Con The Missing Planet si apre una nuova serie di mostre con cadenza semestrale, ideata dalla direttrice Cristiana Perrella e dedicata ad approfondire temi, periodi e linguaggi della collezione del Centro Pecci, affidandone la cura ad un esperto invitato come guest curator e affiancato dal responsabile delle collezioni e archivi Stefano Pezzato. Marco Scotini è partito dalle decine di opere raccolte in collezione al Centro Pecci integrandole con opere di importanti collezioni e istituzioni italiane e internazionali, per comporre una ‘galassia’ delle principali ricerche artistiche sviluppate nelle ex repubbliche sovietiche, dalla Russia alle province baltiche, caucasiche e centro-asiatiche, tra gli anni Settanta e oggi.

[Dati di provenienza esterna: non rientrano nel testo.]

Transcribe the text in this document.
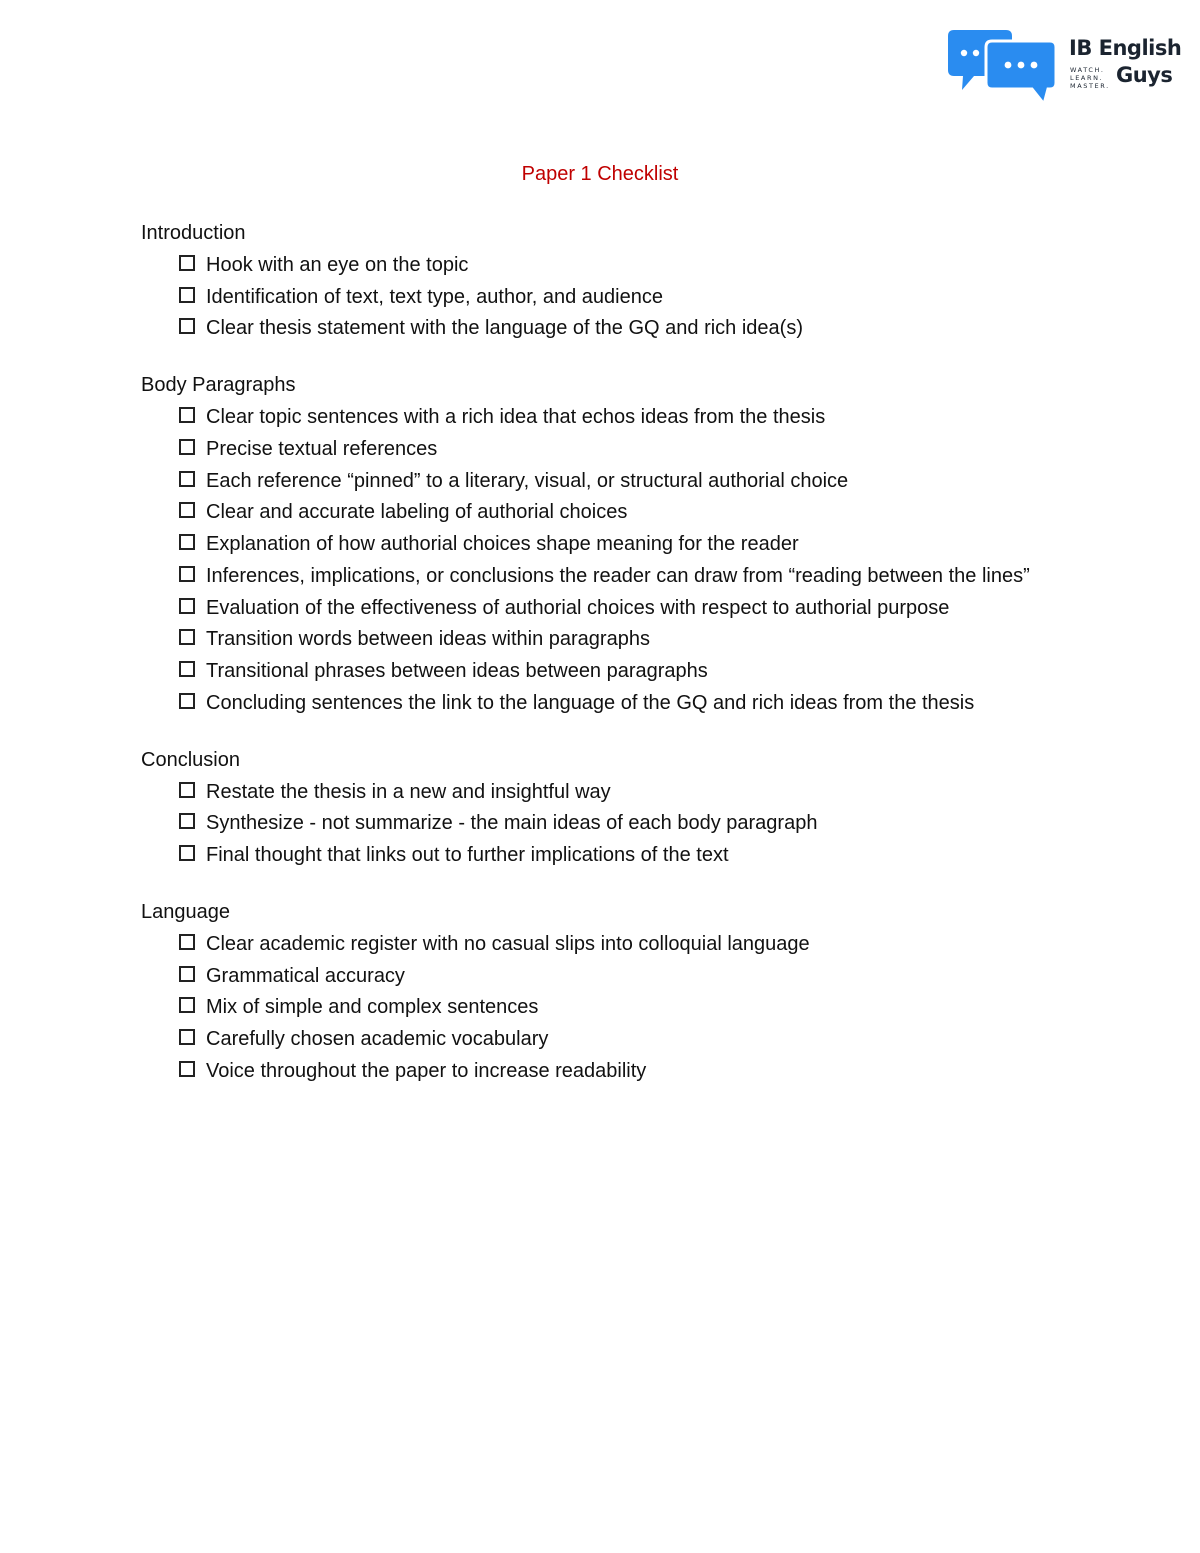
IB English
WATCH.
LEARN.
MASTER. Guys
Paper 1 Checklist
Introduction
Hook with an eye on the topic
Identification of text, text type, author, and audience
Clear thesis statement with the language of the GQ and rich idea(s)
Body Paragraphs
Clear topic sentences with a rich idea that echos ideas from the thesis
Precise textual references
Each reference “pinned” to a literary, visual, or structural authorial choice
Clear and accurate labeling of authorial choices
Explanation of how authorial choices shape meaning for the reader
Inferences, implications, or conclusions the reader can draw from “reading between the lines”
Evaluation of the effectiveness of authorial choices with respect to authorial purpose
Transition words between ideas within paragraphs
Transitional phrases between ideas between paragraphs
Concluding sentences the link to the language of the GQ and rich ideas from the thesis
Conclusion
Restate the thesis in a new and insightful way
Synthesize - not summarize - the main ideas of each body paragraph
Final thought that links out to further implications of the text
Language
Clear academic register with no casual slips into colloquial language
Grammatical accuracy
Mix of simple and complex sentences
Carefully chosen academic vocabulary
Voice throughout the paper to increase readability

The Missing Planet, prende spunto dal vasto corpus di opere acquisite nella collezione del Centro Pecci in occasione delle mostre Artisti Russi Contemporanei (1990) Progressive Nostalgia (2017) e La Fine del Mondo (2006). Si propone quale ultimo capitolo di questa ideale rassegna post-sovietica confrontarsi con un duplice passato: quello dell’utopia da un lato, e quello della memoria dall’altro. Se Artisti Russi Contemporanei sanciva la svolta mancata con l’apertura a Est, e Progressive Nostalgia evocava la storia perduta mettendo in scena una sorta di lutto o commiato, The Missing Planet propone un approccio archeologico dove fantasmi e realtà cercano di fare i conti con le “rovine del futuro”. L’allestimento, ideato appositamente dall’artista Can Altay (Ankara, 1975), segue la modalità di ‘appropriazione’ e riconfigurazione di lavori altrui attraverso l’uso di dispositivi architettonici che ne indirizzino la visione, tipico della sua pratica artistica. Inglobando la raccolta stessa con le opere in mostra, l’allestimento compone un ecosistema, una rete fra cose, storie, posizioni artistiche e il pubblico.

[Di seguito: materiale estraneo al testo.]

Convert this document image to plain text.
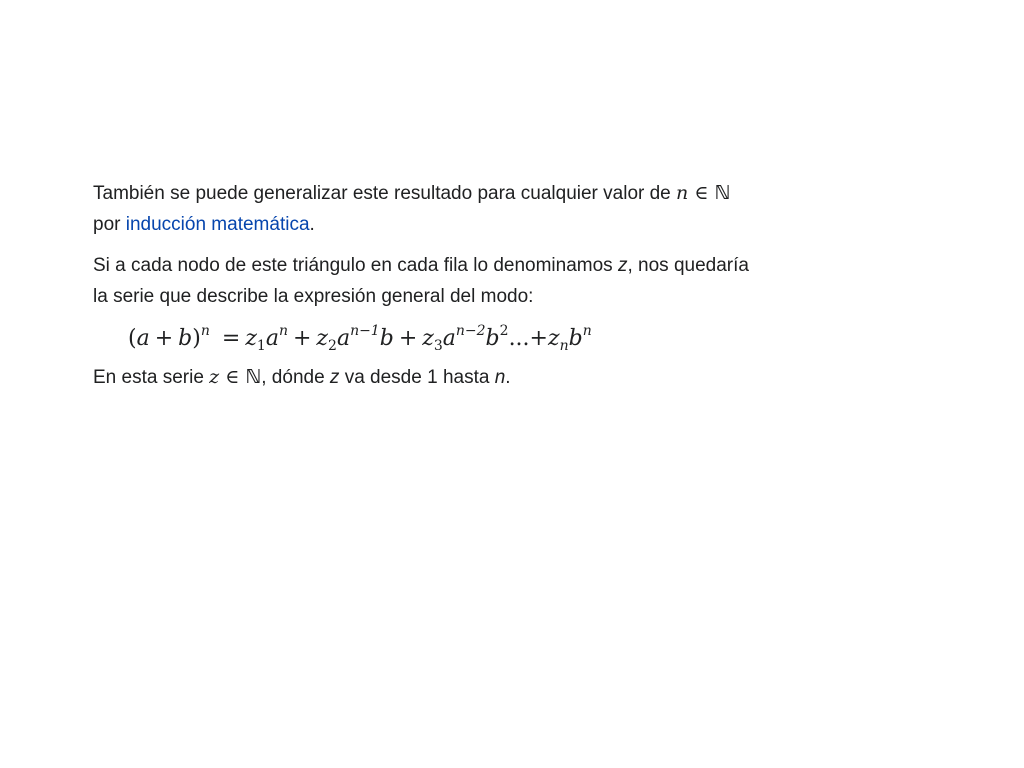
También se puede generalizar este resultado para cualquier valor de n ∈ ℕ
por inducción matemática.

Si a cada nodo de este triángulo en cada fila lo denominamos z, nos quedaría
la serie que describe la expresión general del modo:

$(a + b)^n = z_1a^n + z_2a^{n-1}b + z_3a^{n-2}b^2...+z_nb^n$

En esta serie z ∈ ℕ, dónde z va desde 1 hasta n.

Erik Bulatov, Perestroika, 1989. Progetto originale sulla facciata del Centro Pecci, Foto © Carlo Gianni
Romanistan è invece il racconto del viaggio compiuto da Luca Vitone (Genova, 1964) per ripercorrere a ritroso, da Bologna a Chandigarh, il cammino di Rom e Sinti dall’India nord occidentale fino all’Italia.

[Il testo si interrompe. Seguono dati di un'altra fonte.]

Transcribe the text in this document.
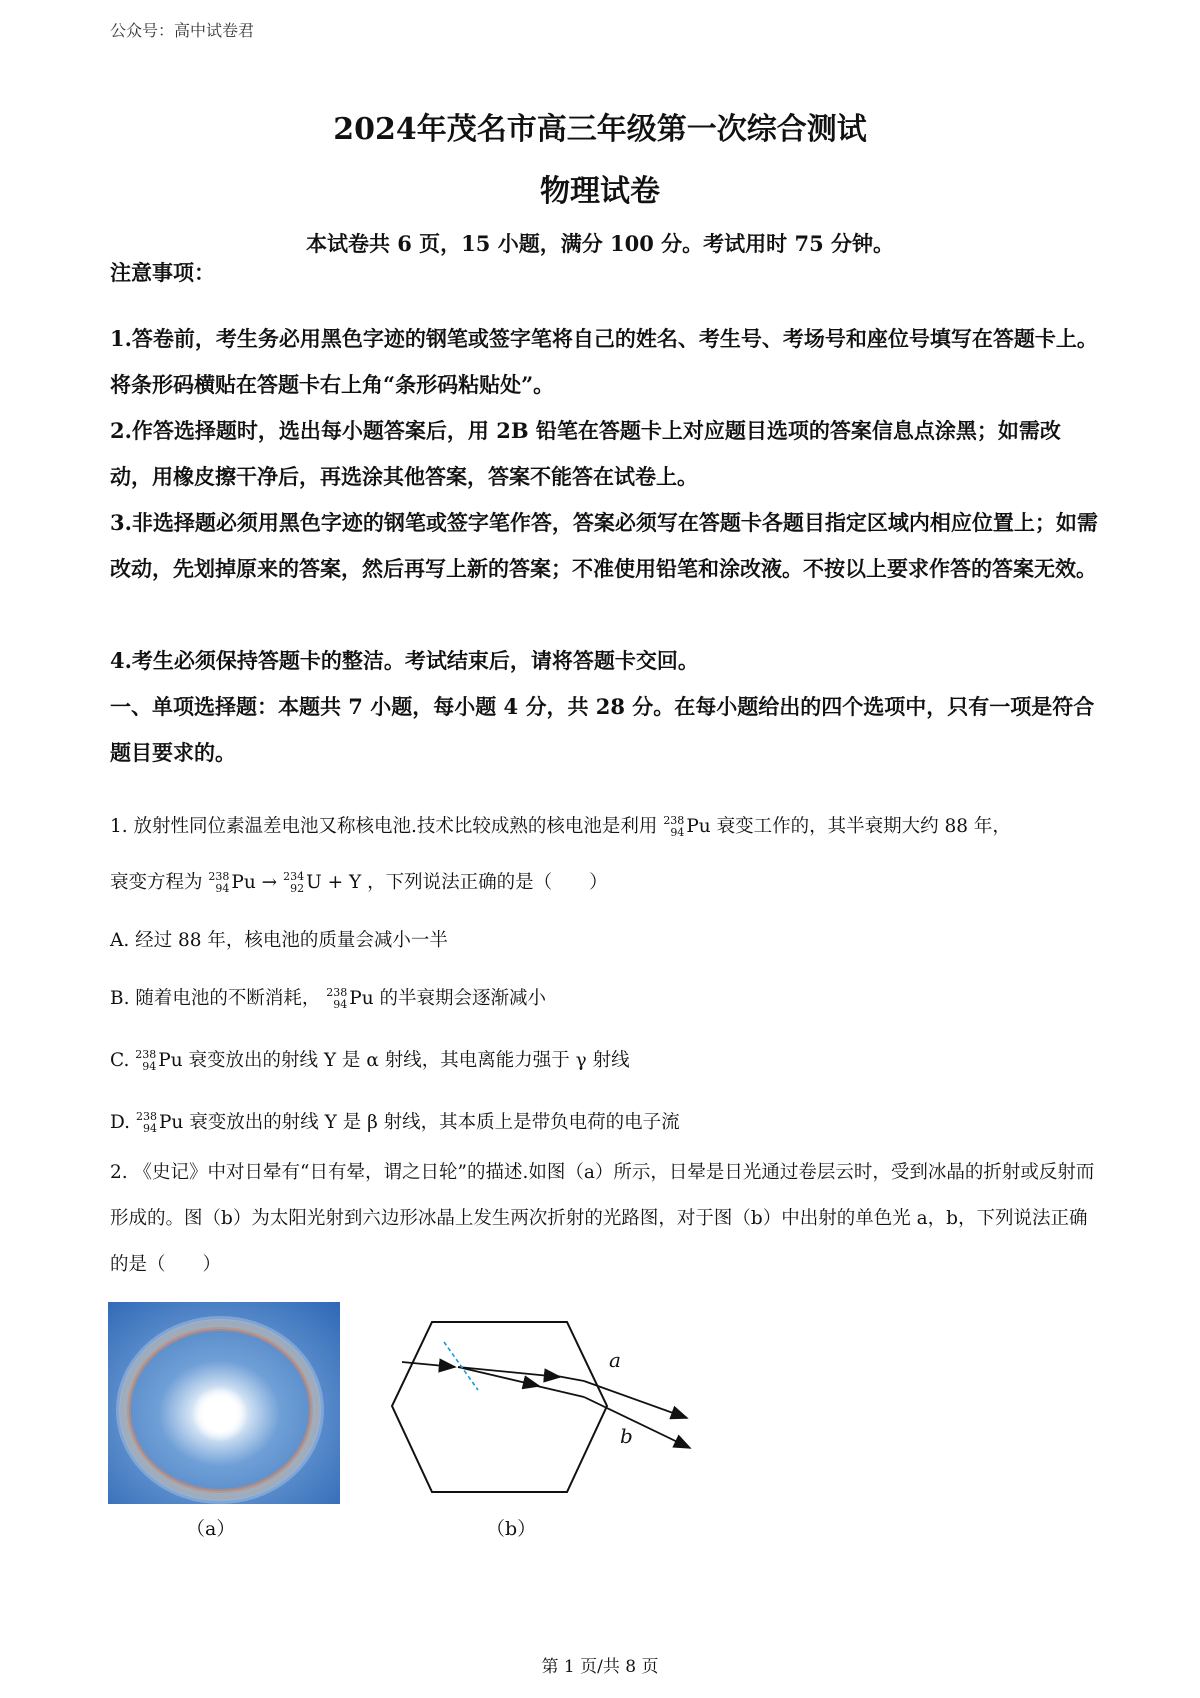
公众号：高中试卷君
2024年茂名市高三年级第一次综合测试
物理试卷
本试卷共 6 页，15 小题，满分 100 分。考试用时 75 分钟。
注意事项：
1.答卷前，考生务必用黑色字迹的钢笔或签字笔将自己的姓名、考生号、考场号和座位号填写在答题卡上。将条形码横贴在答题卡右上角“条形码粘贴处”。
2.作答选择题时，选出每小题答案后，用 2B 铅笔在答题卡上对应题目选项的答案信息点涂黑；如需改动，用橡皮擦干净后，再选涂其他答案，答案不能答在试卷上。
3.非选择题必须用黑色字迹的钢笔或签字笔作答，答案必须写在答题卡各题目指定区域内相应位置上；如需改动，先划掉原来的答案，然后再写上新的答案；不准使用铅笔和涂改液。不按以上要求作答的答案无效。
4.考生必须保持答题卡的整洁。考试结束后，请将答题卡交回。
一、单项选择题：本题共 7 小题，每小题 4 分，共 28 分。在每小题给出的四个选项中，只有一项是符合题目要求的。
1. 放射性同位素温差电池又称核电池.技术比较成熟的核电池是利用 238
94 Pu 衰变工作的，其半衰期大约 88 年，
衰变方程为 238
94 Pu → 234
92 U + Y ，下列说法正确的是（　　）
A. 经过 88 年，核电池的质量会减小一半
B. 随着电池的不断消耗， 238
94 Pu 的半衰期会逐渐减小
C. 238
94 Pu 衰变放出的射线 Y 是 α 射线，其电离能力强于 γ 射线
D. 238
94 Pu 衰变放出的射线 Y 是 β 射线，其本质上是带负电荷的电子流
2. 《史记》中对日晕有“日有晕，谓之日轮”的描述.如图（a）所示，日晕是日光通过卷层云时，受到冰晶的折射或反射而形成的。图（b）为太阳光射到六边形冰晶上发生两次折射的光路图，对于图（b）中出射的单色光 a，b，下列说法正确的是（　　）
（a）
a
b
（b）
第 1 页/共 8 页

Sulle tracce di una migrazione avvenuta tra l’VIII e il XIV secolo, l’artista approfondisce un interesse, quello per la cultura romaní, che è stato presente nel suo lavoro fin dagli anni Novanta. Il racconto dell’itinerario migratorio Rom e del nomadismo, dell’emarginazione e segregazione subita nei secoli, diviene strumento per una riflessione più ampia sull’idea di luogo e viaggio, di comunità, di tradizione, del perpetuarsi di cliché e stigma sociali. Il titolo Romanistan deriva dalle parole di Manush Romanov, rappresentante Rom proveniente dalla Bulgaria, il quale immaginò la possibilità di dar vita ad un paese Rom. Per Vitone invece il popolo Rom, grazie al suo vivere senza patria, senza esercito e senza confini, rappresenta un ideale moderno e transnazionale di popolo, che assume quasi una possibilità precorritrice, anche alla luce anche delle attuali migrazioni di massa che stanno sconvolgendo gli equilibri socio-politici del pianeta. Romanistan è un progetto multiforme composto da un film, una serie fotografica e un libro d’artista, originatosi a partire da un canovaccio di viaggio aperto alla casualità delle esperienze e degli incontri. Il percorso in mostra ne restituisce il carattere stratificato e nutrito di rimandi, attraverso la connessione di lavori specificatamente pensati per l’occasione assieme a lavori storici nella produzione dell’artista. Romanistan è un progetto realizzato grazie al sostegno della Direzione Generale Creatività contemporanea e Rigenerazione urbana del Ministero per i Beni e le Attività Culturali e per il Turismo, nell’ambito del progetto Italian Council (IV edizione, 2018).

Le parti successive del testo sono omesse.